Deli Serdang.AnalisaOne.com – Praktik penambangan galian golongan C ilegal di bantaran Sungai Ular, Desa Sumberejo, Kecamatan Pagar Merbau, Deli Serdang, kian meresahkan dan terang-terangan tak mengindahkan hukum.
Meskipun berulang kali dirazia aparat, para pengusaha tambang ilegal ini tetap beroperasi 24 jam sehari, memicu kecurigaan warga akan adanya “backing” diduga dari oknum berseragam loreng.
Pantauan wartawan pada aktivitas pengorekan tanah bantaran sungai ular masih berlangsung masif tanpa adanya tindakan.
Padahal, larangan keras telah disampaikan oleh aparat penegak hukum, termasuk Polresta Deli Serdang dan Polsek Pagar Merbau.
“Sudah ada 3 kali razia yang dilakukan oleh kepolisian dan TNI juga pihak pemerintahan kecamatan dan desa turut serta, namun para pengusaha tetap saja melakukan kegiatan mengorek tanah bantaran sungai ular tersebut,” ungkap Rulan (nama samaran), seorang warga Kecamatan Pagar Merbau, kepada awak media pada Rabu malam, (10/9).
Kecurigaan warga semakin menguat lantaran setiap razia, tidak ada satupun pengusaha yang ditangkap atau alat berat ekskavator yang disita.
“Kami warga ada merasa bingung karena mengapa tidak ada yang ditangkap, seperti pengusahanya atau ekskavator yang mereka gunakan. Mungkin itu yang membuat korekan tetap berjalan,” tambah Rulan, seraya menduga kuat, “menurut informasi bahwa pengusaha galian C di-back up oleh oknum baju loreng 3 orang yang ada di Deli Serdang ini.”
Kegiatan ilegal ini jelas melanggar Undang-Undang Nomor 3 Tahun 2020 tentang Pertambangan Mineral dan Batubara (UU Minerba), khususnya Pasal 158 yang mengancam pelaku penambangan tanpa izin dengan pidana penjara maksimal 5 tahun dan denda Rp100 miliar.
Tak hanya itu, pihak yang menampung atau membeli hasil galian ilegal juga dapat dijerat Pasal 161 UU Minerba dan Pasal 480 Kitab Undang-Undang Hukum Pidana (KUHP) tentang penadah barang hasil kejahatan.
Menanggapi situasi yang tak kunjung usai dan dugaan keterlibatan oknum, warga mendesak Kapolda Sumatera Utara, Pangdam I Bukit Barisan (cq.

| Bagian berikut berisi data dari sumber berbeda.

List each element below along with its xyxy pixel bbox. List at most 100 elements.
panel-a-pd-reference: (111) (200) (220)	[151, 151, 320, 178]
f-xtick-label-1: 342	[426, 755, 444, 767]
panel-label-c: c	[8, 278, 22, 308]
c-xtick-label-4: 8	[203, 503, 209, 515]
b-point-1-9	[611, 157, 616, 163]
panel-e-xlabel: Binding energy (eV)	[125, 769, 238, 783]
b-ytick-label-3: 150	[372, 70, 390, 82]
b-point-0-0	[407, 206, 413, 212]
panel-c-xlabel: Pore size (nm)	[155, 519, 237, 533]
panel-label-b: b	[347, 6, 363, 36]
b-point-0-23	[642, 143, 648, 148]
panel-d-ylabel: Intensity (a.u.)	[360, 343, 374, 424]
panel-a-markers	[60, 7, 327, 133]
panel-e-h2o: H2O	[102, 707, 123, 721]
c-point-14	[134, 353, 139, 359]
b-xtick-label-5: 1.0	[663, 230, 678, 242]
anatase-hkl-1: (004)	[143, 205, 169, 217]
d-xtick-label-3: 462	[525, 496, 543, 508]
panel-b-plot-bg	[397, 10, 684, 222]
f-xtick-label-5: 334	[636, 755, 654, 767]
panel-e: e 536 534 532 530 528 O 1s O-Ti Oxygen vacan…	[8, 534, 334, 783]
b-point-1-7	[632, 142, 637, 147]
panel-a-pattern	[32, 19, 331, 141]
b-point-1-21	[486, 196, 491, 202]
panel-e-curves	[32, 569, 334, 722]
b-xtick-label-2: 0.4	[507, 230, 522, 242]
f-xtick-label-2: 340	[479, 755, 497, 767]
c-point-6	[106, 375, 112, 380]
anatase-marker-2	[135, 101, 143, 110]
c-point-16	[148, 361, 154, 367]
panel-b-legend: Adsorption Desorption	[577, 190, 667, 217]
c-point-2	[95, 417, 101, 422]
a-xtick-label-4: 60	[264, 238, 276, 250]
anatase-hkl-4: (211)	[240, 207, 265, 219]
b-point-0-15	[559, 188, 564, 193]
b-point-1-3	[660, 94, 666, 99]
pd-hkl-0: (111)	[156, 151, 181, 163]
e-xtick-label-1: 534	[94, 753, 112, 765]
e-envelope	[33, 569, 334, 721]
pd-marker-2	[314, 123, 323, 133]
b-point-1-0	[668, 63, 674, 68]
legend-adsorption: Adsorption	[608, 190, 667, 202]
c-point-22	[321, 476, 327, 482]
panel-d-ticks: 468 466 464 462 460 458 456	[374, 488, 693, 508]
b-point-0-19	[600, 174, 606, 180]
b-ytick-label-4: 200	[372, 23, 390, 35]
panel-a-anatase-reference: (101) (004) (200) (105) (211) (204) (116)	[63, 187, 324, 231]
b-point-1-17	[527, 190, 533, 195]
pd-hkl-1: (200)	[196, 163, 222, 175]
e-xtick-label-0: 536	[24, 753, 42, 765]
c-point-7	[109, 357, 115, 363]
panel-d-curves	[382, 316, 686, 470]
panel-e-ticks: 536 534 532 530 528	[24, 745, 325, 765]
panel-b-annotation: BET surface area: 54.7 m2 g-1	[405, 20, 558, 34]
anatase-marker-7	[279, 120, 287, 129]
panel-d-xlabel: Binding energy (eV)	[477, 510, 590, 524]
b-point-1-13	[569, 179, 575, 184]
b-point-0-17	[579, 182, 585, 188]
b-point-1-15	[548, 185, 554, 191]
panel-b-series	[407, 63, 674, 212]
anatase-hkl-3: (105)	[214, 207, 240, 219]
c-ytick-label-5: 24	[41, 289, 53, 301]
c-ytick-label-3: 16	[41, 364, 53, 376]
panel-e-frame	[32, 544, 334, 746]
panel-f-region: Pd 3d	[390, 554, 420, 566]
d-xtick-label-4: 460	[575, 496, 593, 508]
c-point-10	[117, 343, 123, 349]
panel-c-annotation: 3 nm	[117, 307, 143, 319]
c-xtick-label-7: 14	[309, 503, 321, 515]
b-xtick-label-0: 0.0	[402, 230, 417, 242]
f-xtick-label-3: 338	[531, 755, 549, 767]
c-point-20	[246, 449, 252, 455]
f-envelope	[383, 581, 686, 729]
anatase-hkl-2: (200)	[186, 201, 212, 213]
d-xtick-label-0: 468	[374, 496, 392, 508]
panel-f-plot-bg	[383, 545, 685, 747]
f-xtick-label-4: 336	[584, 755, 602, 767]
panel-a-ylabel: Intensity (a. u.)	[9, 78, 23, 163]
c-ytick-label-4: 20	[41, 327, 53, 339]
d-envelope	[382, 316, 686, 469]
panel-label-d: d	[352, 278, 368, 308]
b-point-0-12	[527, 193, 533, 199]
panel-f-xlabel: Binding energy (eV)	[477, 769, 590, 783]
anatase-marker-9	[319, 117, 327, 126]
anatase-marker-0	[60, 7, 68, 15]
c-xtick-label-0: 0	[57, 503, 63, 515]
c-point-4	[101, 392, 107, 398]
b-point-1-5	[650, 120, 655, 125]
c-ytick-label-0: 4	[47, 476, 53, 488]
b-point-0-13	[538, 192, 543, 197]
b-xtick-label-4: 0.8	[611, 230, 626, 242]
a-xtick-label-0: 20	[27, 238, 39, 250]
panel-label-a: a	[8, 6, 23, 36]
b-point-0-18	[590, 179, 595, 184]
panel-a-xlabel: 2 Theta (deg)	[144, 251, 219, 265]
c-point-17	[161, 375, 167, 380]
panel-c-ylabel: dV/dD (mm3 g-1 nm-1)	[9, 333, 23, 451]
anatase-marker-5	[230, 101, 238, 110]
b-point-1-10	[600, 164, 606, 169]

Kodim 0204 Deli Serdang), serta Danpom Deli Serdang untuk segera turun tangan.
“Warga meminta kepada Bapak Kapolda Sumatera Utara dan Pangdam I Bukit Barisan cq. Kodim 0204 Deli Serdang serta Danpom Deli Serdang untuk melakukan pengawasan yang lebih ketat, tangkap dan adili para pelaku pelanggaran hukum siapa saja tidak pandang bulu demi Negara Kesatuan Republik Indonesia – Merah Putih Tercinta,” demikian bunyi permohonan tegas dari warga.
Hingga berita ini diturunkan, upaya konfirmasi tim media kepada Kapolresta Deli Serdang melalui WhatsApp pada Rabu (10-09-2025) belum mendapatkan respons.(rul).